Creators Reveal: Is ‘The Madness’ Based on a True Story or Inspired by Real Events?

Colman Domingo’s Netflix conspiracy thriller series The Madness features many realistic hot-button topics and close-to-home characters. Created by playwright Stephen Belber of The Laramie Project and Tape acclaim, The Madness follows Muncie Daniels’ rapidly unraveling life after discovering a dead body in a remote cabin neighboring his wooded rental home. Muncie believes he’s being set up for the murder of a man named Mark Simon, a prominent online figure and spearhead of a rogue white supremacy group called The Forge.

The Madness arrives months after Domingo’s Oscar-buzzy prison drama Sing Sing amidst a swell of new A-lister-led thriller series like Michael Fassbender’s The Agency and Eddie Redmayne’s The Day of the Jackal. Domingo is best known for his inspired work in films like Rustin and his Emmy-winning performance in Euphoria. His lead role as Victor Strand in the dystopian sci-fi series Fear the Walking Dead offered an initial glimpse of his less-utilized skills as a physical actor, which are also put on display in The Madness.

The Madness Is Not Based On A True Story, But It Represents Real Injustice

The Madness is a fictional series with messages for the real world

Although The Madness pulls a lot of inspiration from reality, or at least reality-based people and ideologies found in the modern American social and political climates, the Netflix limited series is not based on a true story. While Muncie is a CNN contributor in the series, he is not based on any particular person and his story is completely fictional. The same goes for the various supporting characters who come to Muncie’s aide to help him prove his innocence and the various powerful and dangerous forces aiming to frame him.

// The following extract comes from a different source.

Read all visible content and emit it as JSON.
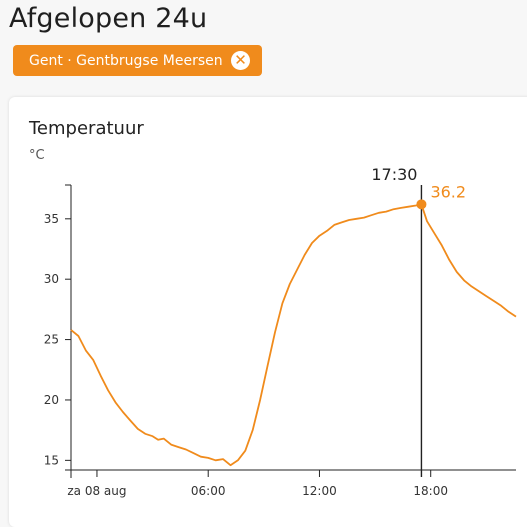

Mark Simon, otherwise known as Brother14 in The Madness, is not directly inspired by a particular person but his character is certainly informed by real-life extreme ideological groups. By rooting the series in an all-too-familiar reality, The Madness offers social commentary and cultural criticism through the exposition and dialogue of the series. In this way, Muncie’s story acts as a cautionary and nearly hypothetical scenario about power, control, and media politics in the current American landscape. Ultimately, however, The Madness is purely a work of fiction.

The Madness Is A Commentary On Social Politics & Health Of The World

The Madness offers a portrait of extreme American ideologies and power dynamics

The Madness presents common hot-button issues that divide Americans today, some mainstream and others quite out there, and characterizes some extreme pockets of topical radical thought in a dramatized format. There is a great deal of commentary to chew on in The Madness about the heated and fragile state of the United States’ current social and political landscape. In the end, The Madness strives to promote a safer and healthier world through Muncie’s fight for innocence and redemption as a family man. The series succeeds in avoiding taking sides on these issues and offers a portrait of the extreme differences in power and class dynamics in today’s world.